Les Seattle Seahawks ont remporté le Super Bowl en s’imposant 29-13 face aux New England Patriots à Santa Clara, en Californie. Une finale marquée par la supériorité de Seattle sur le terrain et par un spectacle de mi-temps signé Bad Bunny, porteur d’un message d’unité à l’échelle du continent américain.

Une victoire nette des Seahawks
Le Super Bowl est longtemps resté fermé. À la pause, aucune des deux équipes n’avait inscrit de touchdown, Seattle menant seulement 9-0 grâce à des coups de pied réussis. Le match s’est véritablement débloqué au retour des vestiaires.

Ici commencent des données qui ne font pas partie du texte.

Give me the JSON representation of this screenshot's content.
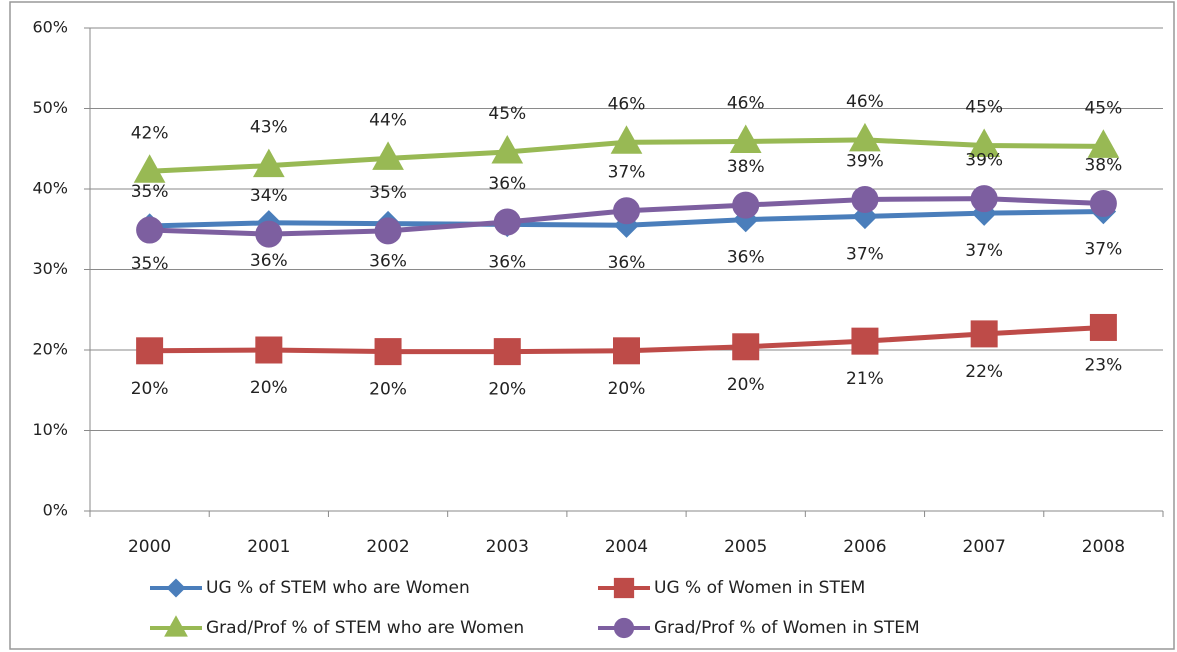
{
  "chart_data": {
    "type": "line",
    "categories": [
      "2000",
      "2001",
      "2002",
      "2003",
      "2004",
      "2005",
      "2006",
      "2007",
      "2008"
    ],
    "ylim": [
      0,
      60
    ],
    "yticks": [
      {
        "value": 0,
        "label": "0%"
      },
      {
        "value": 10,
        "label": "10%"
      },
      {
        "value": 20,
        "label": "20%"
      },
      {
        "value": 30,
        "label": "30%"
      },
      {
        "value": 40,
        "label": "40%"
      },
      {
        "value": 50,
        "label": "50%"
      },
      {
        "value": 60,
        "label": "60%"
      }
    ],
    "grid": true,
    "legend": "bottom",
    "series": [
      {
        "name": "UG % of STEM who are Women",
        "color": "#4a7ebb",
        "marker": "diamond",
        "values": [
          35.4,
          35.8,
          35.7,
          35.6,
          35.5,
          36.2,
          36.6,
          37.0,
          37.2
        ],
        "value_labels": [
          "35%",
          "36%",
          "36%",
          "36%",
          "36%",
          "36%",
          "37%",
          "37%",
          "37%"
        ]
      },
      {
        "name": "UG % of Women in STEM",
        "color": "#be4b48",
        "marker": "square",
        "values": [
          19.9,
          20.0,
          19.8,
          19.8,
          19.9,
          20.4,
          21.1,
          22.0,
          22.8
        ],
        "value_labels": [
          "20%",
          "20%",
          "20%",
          "20%",
          "20%",
          "20%",
          "21%",
          "22%",
          "23%"
        ]
      },
      {
        "name": "Grad/Prof % of STEM who are Women",
        "color": "#98b954",
        "marker": "triangle",
        "values": [
          42.2,
          42.9,
          43.8,
          44.6,
          45.8,
          45.9,
          46.1,
          45.4,
          45.3
        ],
        "value_labels": [
          "42%",
          "43%",
          "44%",
          "45%",
          "46%",
          "46%",
          "46%",
          "45%",
          "45%"
        ]
      },
      {
        "name": "Grad/Prof % of Women in STEM",
        "color": "#7d5fa0",
        "marker": "circle",
        "values": [
          34.9,
          34.4,
          34.8,
          35.9,
          37.3,
          38.0,
          38.7,
          38.8,
          38.2
        ],
        "value_labels": [
          "35%",
          "34%",
          "35%",
          "36%",
          "37%",
          "38%",
          "39%",
          "39%",
          "38%"
        ]
      }
    ]
  }
}
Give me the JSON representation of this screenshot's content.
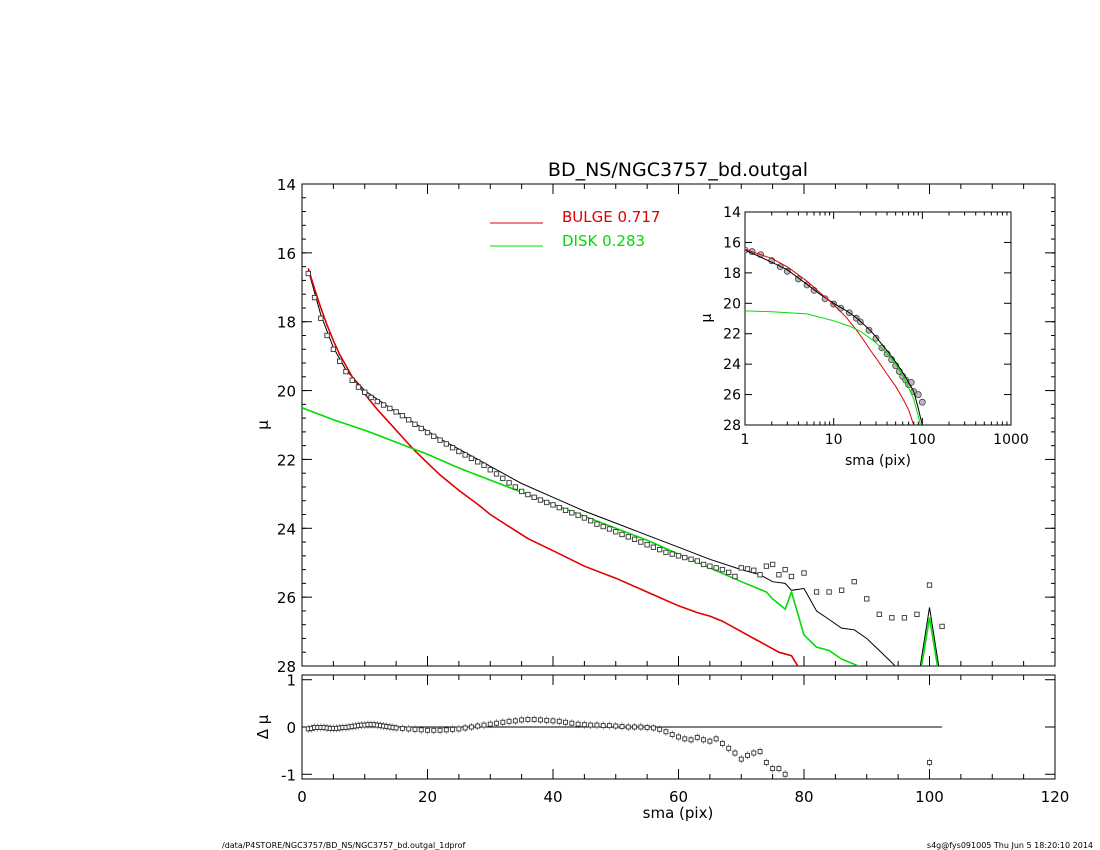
{
  "chart_data": [
    {
      "id": "main",
      "type": "line",
      "title": "BD_NS/NGC3757_bd.outgal",
      "xlabel": "",
      "ylabel": "μ",
      "xlim": [
        0,
        120
      ],
      "ylim": [
        28,
        14
      ],
      "yticks": [
        14,
        16,
        18,
        20,
        22,
        24,
        26,
        28
      ],
      "xticks": [
        0,
        20,
        40,
        60,
        80,
        100,
        120
      ],
      "legend": [
        {
          "label": "BULGE  0.717",
          "color": "#e00000"
        },
        {
          "label": "DISK  0.283",
          "color": "#00dd00"
        }
      ],
      "series": [
        {
          "name": "data",
          "style": "square-markers",
          "color": "#000000",
          "x": [
            1,
            2,
            3,
            4,
            5,
            6,
            7,
            8,
            9,
            10,
            11,
            12,
            13,
            14,
            15,
            16,
            17,
            18,
            19,
            20,
            21,
            22,
            23,
            24,
            25,
            26,
            27,
            28,
            29,
            30,
            31,
            32,
            33,
            34,
            35,
            36,
            37,
            38,
            39,
            40,
            41,
            42,
            43,
            44,
            45,
            46,
            47,
            48,
            49,
            50,
            51,
            52,
            53,
            54,
            55,
            56,
            57,
            58,
            59,
            60,
            61,
            62,
            63,
            64,
            65,
            66,
            67,
            68,
            69,
            70,
            71,
            72,
            73,
            74,
            75,
            76,
            77,
            78,
            80,
            82,
            84,
            86,
            88,
            90,
            92,
            94,
            96,
            98,
            100,
            102
          ],
          "y": [
            16.6,
            17.3,
            17.9,
            18.4,
            18.8,
            19.15,
            19.45,
            19.7,
            19.9,
            20.05,
            20.2,
            20.32,
            20.42,
            20.52,
            20.62,
            20.73,
            20.85,
            20.98,
            21.1,
            21.22,
            21.33,
            21.44,
            21.55,
            21.66,
            21.77,
            21.87,
            21.97,
            22.07,
            22.17,
            22.3,
            22.42,
            22.55,
            22.68,
            22.8,
            22.93,
            23.02,
            23.1,
            23.18,
            23.25,
            23.32,
            23.4,
            23.48,
            23.55,
            23.62,
            23.7,
            23.78,
            23.88,
            23.95,
            24.02,
            24.1,
            24.18,
            24.25,
            24.32,
            24.4,
            24.48,
            24.55,
            24.62,
            24.7,
            24.75,
            24.8,
            24.85,
            24.9,
            24.95,
            25.05,
            25.1,
            25.15,
            25.2,
            25.28,
            25.4,
            25.15,
            25.18,
            25.22,
            25.35,
            25.1,
            25.05,
            25.35,
            25.2,
            25.4,
            25.3,
            25.85,
            25.85,
            25.8,
            25.55,
            26.05,
            26.5,
            26.6,
            26.6,
            26.5,
            25.65,
            26.85
          ]
        },
        {
          "name": "model",
          "style": "line",
          "color": "#000000",
          "x": [
            1,
            3,
            5,
            7,
            10,
            14,
            18,
            22,
            26,
            30,
            35,
            40,
            45,
            50,
            55,
            60,
            65,
            70,
            73,
            75,
            77,
            78,
            80,
            82,
            84,
            86,
            88,
            90,
            92,
            94,
            96,
            98,
            100,
            102
          ],
          "y": [
            16.5,
            17.8,
            18.75,
            19.4,
            20.0,
            20.5,
            20.95,
            21.4,
            21.8,
            22.2,
            22.7,
            23.1,
            23.5,
            23.85,
            24.2,
            24.55,
            24.9,
            25.2,
            25.35,
            25.55,
            25.6,
            25.8,
            25.75,
            26.4,
            26.65,
            26.9,
            26.95,
            27.2,
            27.55,
            27.9,
            28.3,
            28.6,
            26.3,
            28.6
          ]
        },
        {
          "name": "bulge",
          "style": "line",
          "color": "#e00000",
          "x": [
            1,
            2,
            3,
            4,
            5,
            6,
            8,
            10,
            12,
            14,
            16,
            18,
            20,
            22,
            25,
            28,
            30,
            33,
            36,
            40,
            45,
            50,
            55,
            60,
            63,
            65,
            67,
            70,
            72,
            74,
            76,
            78,
            80
          ],
          "y": [
            16.45,
            17.05,
            17.6,
            18.1,
            18.55,
            18.95,
            19.6,
            20.1,
            20.55,
            20.95,
            21.35,
            21.75,
            22.1,
            22.45,
            22.9,
            23.3,
            23.6,
            23.95,
            24.3,
            24.65,
            25.1,
            25.45,
            25.85,
            26.25,
            26.45,
            26.55,
            26.7,
            27.0,
            27.2,
            27.4,
            27.6,
            27.7,
            28.3
          ]
        },
        {
          "name": "disk",
          "style": "line",
          "color": "#00dd00",
          "x": [
            0,
            5,
            10,
            15,
            20,
            25,
            30,
            35,
            40,
            45,
            50,
            55,
            60,
            65,
            70,
            72,
            74,
            75,
            77,
            78,
            80,
            82,
            84,
            86,
            88,
            90,
            92,
            94,
            96,
            98,
            100,
            102
          ],
          "y": [
            20.5,
            20.85,
            21.15,
            21.5,
            21.85,
            22.25,
            22.6,
            22.95,
            23.3,
            23.65,
            24.0,
            24.35,
            24.75,
            25.15,
            25.55,
            25.7,
            25.85,
            26.05,
            26.35,
            25.85,
            27.1,
            27.45,
            27.55,
            27.8,
            27.95,
            28.1,
            28.35,
            28.5,
            28.65,
            28.8,
            26.6,
            28.8
          ]
        }
      ]
    },
    {
      "id": "inset",
      "type": "line",
      "xscale": "log",
      "xlabel": "sma (pix)",
      "ylabel": "μ",
      "xlim": [
        1,
        1000
      ],
      "ylim": [
        28,
        14
      ],
      "yticks": [
        14,
        16,
        18,
        20,
        22,
        24,
        26,
        28
      ],
      "xticks": [
        1,
        10,
        100,
        1000
      ],
      "xticklabels": [
        "1",
        "10",
        "100",
        "1000"
      ],
      "series": [
        {
          "name": "data",
          "style": "circle-markers",
          "color": "#555555",
          "x": [
            1,
            1.2,
            1.5,
            2,
            2.5,
            3,
            4,
            5,
            6,
            8,
            10,
            12,
            15,
            18,
            20,
            25,
            30,
            35,
            40,
            45,
            50,
            55,
            60,
            65,
            70,
            75,
            80,
            90,
            100
          ],
          "y": [
            16.5,
            16.6,
            16.8,
            17.2,
            17.6,
            17.9,
            18.4,
            18.8,
            19.15,
            19.7,
            20.05,
            20.32,
            20.62,
            20.98,
            21.22,
            21.77,
            22.3,
            22.93,
            23.32,
            23.7,
            24.1,
            24.48,
            24.8,
            25.05,
            25.35,
            25.2,
            25.8,
            26.0,
            26.5
          ]
        },
        {
          "name": "model",
          "style": "line",
          "color": "#000000",
          "x": [
            1,
            2,
            3,
            5,
            7,
            10,
            14,
            18,
            22,
            26,
            30,
            35,
            40,
            50,
            60,
            70,
            80,
            90,
            95,
            100
          ],
          "y": [
            16.5,
            17.3,
            17.8,
            18.75,
            19.4,
            20.0,
            20.5,
            20.95,
            21.4,
            21.8,
            22.2,
            22.7,
            23.1,
            23.85,
            24.55,
            25.2,
            25.8,
            26.9,
            27.5,
            28.0
          ]
        },
        {
          "name": "bulge",
          "style": "line",
          "color": "#e00000",
          "x": [
            1,
            2,
            3,
            5,
            7,
            10,
            14,
            18,
            22,
            26,
            30,
            40,
            50,
            60,
            70,
            80
          ],
          "y": [
            16.45,
            17.05,
            17.6,
            18.55,
            19.3,
            20.1,
            20.95,
            21.75,
            22.45,
            23.1,
            23.6,
            24.65,
            25.45,
            26.25,
            27.0,
            28.0
          ]
        },
        {
          "name": "disk",
          "style": "line",
          "color": "#00dd00",
          "x": [
            1,
            2,
            5,
            10,
            15,
            20,
            25,
            30,
            40,
            50,
            60,
            70,
            80,
            90,
            95
          ],
          "y": [
            20.5,
            20.55,
            20.7,
            21.15,
            21.5,
            21.85,
            22.25,
            22.6,
            23.3,
            24.0,
            24.75,
            25.55,
            26.3,
            27.4,
            28.0
          ]
        }
      ]
    },
    {
      "id": "residual",
      "type": "scatter",
      "xlabel": "sma (pix)",
      "ylabel": "Δ μ",
      "xlim": [
        0,
        120
      ],
      "ylim": [
        -1.1,
        1.1
      ],
      "yticks": [
        -1,
        0,
        1
      ],
      "yticklabels": [
        "-1",
        "0",
        "1"
      ],
      "xticks": [
        0,
        20,
        40,
        60,
        80,
        100,
        120
      ],
      "zero_line_xrange": [
        0,
        102
      ],
      "series": [
        {
          "name": "residual",
          "style": "square-markers",
          "color": "#000000",
          "x": [
            1,
            1.5,
            2,
            2.5,
            3,
            3.5,
            4,
            4.5,
            5,
            5.5,
            6,
            6.5,
            7,
            7.5,
            8,
            8.5,
            9,
            9.5,
            10,
            10.5,
            11,
            11.5,
            12,
            12.5,
            13,
            13.5,
            14,
            14.5,
            15,
            16,
            17,
            18,
            19,
            20,
            21,
            22,
            23,
            24,
            25,
            26,
            27,
            28,
            29,
            30,
            31,
            32,
            33,
            34,
            35,
            36,
            37,
            38,
            39,
            40,
            41,
            42,
            43,
            44,
            45,
            46,
            47,
            48,
            49,
            50,
            51,
            52,
            53,
            54,
            55,
            56,
            57,
            58,
            59,
            60,
            61,
            62,
            63,
            64,
            65,
            66,
            67,
            68,
            69,
            70,
            71,
            72,
            73,
            74,
            75,
            76,
            77,
            100
          ],
          "y": [
            -0.04,
            -0.03,
            -0.01,
            -0.01,
            -0.01,
            -0.01,
            -0.02,
            -0.03,
            -0.03,
            -0.03,
            -0.02,
            -0.01,
            -0.01,
            0,
            0.01,
            0.02,
            0.03,
            0.04,
            0.04,
            0.05,
            0.05,
            0.05,
            0.04,
            0.03,
            0.02,
            0.01,
            0,
            -0.01,
            -0.02,
            -0.03,
            -0.04,
            -0.05,
            -0.06,
            -0.07,
            -0.07,
            -0.07,
            -0.06,
            -0.05,
            -0.04,
            -0.02,
            0,
            0.02,
            0.04,
            0.06,
            0.08,
            0.1,
            0.12,
            0.13,
            0.15,
            0.16,
            0.16,
            0.15,
            0.14,
            0.13,
            0.12,
            0.1,
            0.08,
            0.06,
            0.05,
            0.04,
            0.04,
            0.03,
            0.03,
            0.02,
            0.01,
            0,
            0,
            0,
            -0.01,
            -0.02,
            -0.05,
            -0.1,
            -0.16,
            -0.21,
            -0.25,
            -0.27,
            -0.22,
            -0.27,
            -0.3,
            -0.25,
            -0.35,
            -0.45,
            -0.55,
            -0.68,
            -0.6,
            -0.55,
            -0.52,
            -0.75,
            -0.88,
            -0.88,
            -1.0,
            -0.75
          ]
        }
      ]
    }
  ],
  "footer": {
    "left": "/data/P4STORE/NGC3757/BD_NS/NGC3757_bd.outgal_1dprof",
    "right": "s4g@fys091005  Thu Jun  5 18:20:10 2014"
  }
}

Dans la seconde période, les Seahawks ont accéléré le rythme. Leur attaque a gagné en efficacité, tandis que leur défense a étouffé les Patriots. Le score final, 29-13, reflète la domination progressive de Seattle.
La franchise de l’État de Washington décroche ainsi son deuxième titre après celui remporté en 2014. Elle efface également le souvenir amer de la défaite subie face à ces mêmes Patriots en finale en 2015.
Les Patriots en difficulté
Les New England Patriots visaient un septième titre historique. Après plusieurs saisons compliquées, l’équipe espérait renouer avec son glorieux passé. Mais la pression de l’événement a pesé lourd.
Le jeune quarterback Drake Maye, âgé de 23 ans, a souffert face à la défense adverse. Harcelé tout au long de la rencontre, il a concédé six sacks et plusieurs pertes de balle décisives.
Malgré quelques sursauts, les Patriots n’ont jamais réussi à inverser la dynamique du match.
Bad Bunny au cœur de la mi-temps

Le spectacle de la mi-temps a une nouvelle fois attiré l’attention. Bad Bunny a livré une performance énergique, mettant à l’honneur la culture portoricaine à travers ses plus grands succès.
Sans prononcer de discours politique direct, l’artiste a diffusé un message d’unité. Il a détourné le traditionnel « God Bless America » pour célébrer l’ensemble du continent.
Sur les écrans géants, une phrase s’est imposée : « La seule chose plus puissante que la haine, c’est l’amour ».
Donald Trump a rapidement critiqué le spectacle sur son réseau social Truth, dénonçant une performance qu’il juge offensante. Une polémique qui n’a cependant pas éclipsé le triomphe sportif des Seahawks.